Almost nobody comes to Comoé, and the people who run it know exactly why and aren’t bitter about it. It sits in the far northeast corner of Ivory Coast, a long, dusty haul from Abidjan, and for years during the country’s troubles it was effectively abandoned — poached, overgrazed, written off. UNESCO put it on the list of World Heritage in Danger. Then, slowly, it came back. By the time Lia and I got there, bumping up the red-dirt road from Kong in a borrowed 4x4, it had been taken off that danger list, and the ranger who met us said the elephants had returned. He said it the way you’d talk about a friend who survived something.
The largest wild thing in West Africa
Comoé is enormous — one of the largest protected areas in all of West Africa, over a million hectares of savanna stitched together by gallery forest that follows the rivers. That mix is the whole point. You drive for an hour through tall golden grass and stunted trees, the kind of dry savanna that photographs as monotonous and feels, in person, like the inside of an oven, and then the track dips toward the Comoé River and suddenly you’re under a tunnel of green, the temperature drops ten degrees, and there are monkeys overhead and the river sliding past brown and slow.
It was at one of those river bends that we saw the hippos — a pod of them, just eyes and nostrils and the occasional enormous yawn, in a pool the colour of strong tea. Our guide cut the engine and we sat. He told us, quietly, that Comoé is one of the few places where you find both savanna chimpanzees and forest species in the same park, because of that river-forest-grassland overlap. We didn’t see a chimp. You rarely do. But knowing they were out there in the gallery forest, using tools to crack open whatever it is they crack, changed how the silence felt.

Slow travel, by necessity
Comoé is not a place that hands you wildlife. There are no crowds of vehicles converging on a leopard sighting, because there are no crowds and often no other vehicles at all. What there is, is patience rewarded — a herd of kob antelope flushing through the grass, a hornbill the size of a small dog flapping across the track with absurd effort, the tracks of an elephant pressed into the mud at a water hole, fresh, the animal itself just out of sight in the trees.
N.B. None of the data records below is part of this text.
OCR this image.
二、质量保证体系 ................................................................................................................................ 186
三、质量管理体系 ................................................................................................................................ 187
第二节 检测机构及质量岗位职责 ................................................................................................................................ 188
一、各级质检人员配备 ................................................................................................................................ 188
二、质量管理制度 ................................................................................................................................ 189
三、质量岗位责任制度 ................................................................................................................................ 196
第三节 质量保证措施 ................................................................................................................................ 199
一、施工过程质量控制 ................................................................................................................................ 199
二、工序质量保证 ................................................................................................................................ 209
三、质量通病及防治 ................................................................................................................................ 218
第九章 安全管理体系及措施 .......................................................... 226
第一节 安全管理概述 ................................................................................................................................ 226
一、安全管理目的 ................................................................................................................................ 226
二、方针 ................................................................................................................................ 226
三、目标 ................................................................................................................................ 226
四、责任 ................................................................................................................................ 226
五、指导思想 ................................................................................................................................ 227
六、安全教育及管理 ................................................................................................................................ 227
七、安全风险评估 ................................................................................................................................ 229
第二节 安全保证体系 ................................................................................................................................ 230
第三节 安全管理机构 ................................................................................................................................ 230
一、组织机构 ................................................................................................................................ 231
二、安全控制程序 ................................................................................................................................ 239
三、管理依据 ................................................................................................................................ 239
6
We stayed in simple rooms near the park edge and ate rice and grilled fish from the river by lamplight, the generator off by ten, the dark total and loud with insects. Lia, who is not a morning person under any circumstances, was up before dawn both days without complaint, which is the highest compliment she pays a place.

I won’t pretend the journey is easy or the infrastructure polished. It’s neither. But Comoé is one of those rare places where you feel you’ve arrived somewhere genuinely wild and genuinely recovering, where the animals are returning rather than retreating. That’s worth a hard day on a dirt road.
When to go: The dry season, roughly December through April, when wildlife concentrates around the shrinking waterholes and the rivers and the tracks are passable. The rains from June to October make much of the park impassable and the animals disperse — best avoided unless you enjoy being stuck in mud far from anywhere.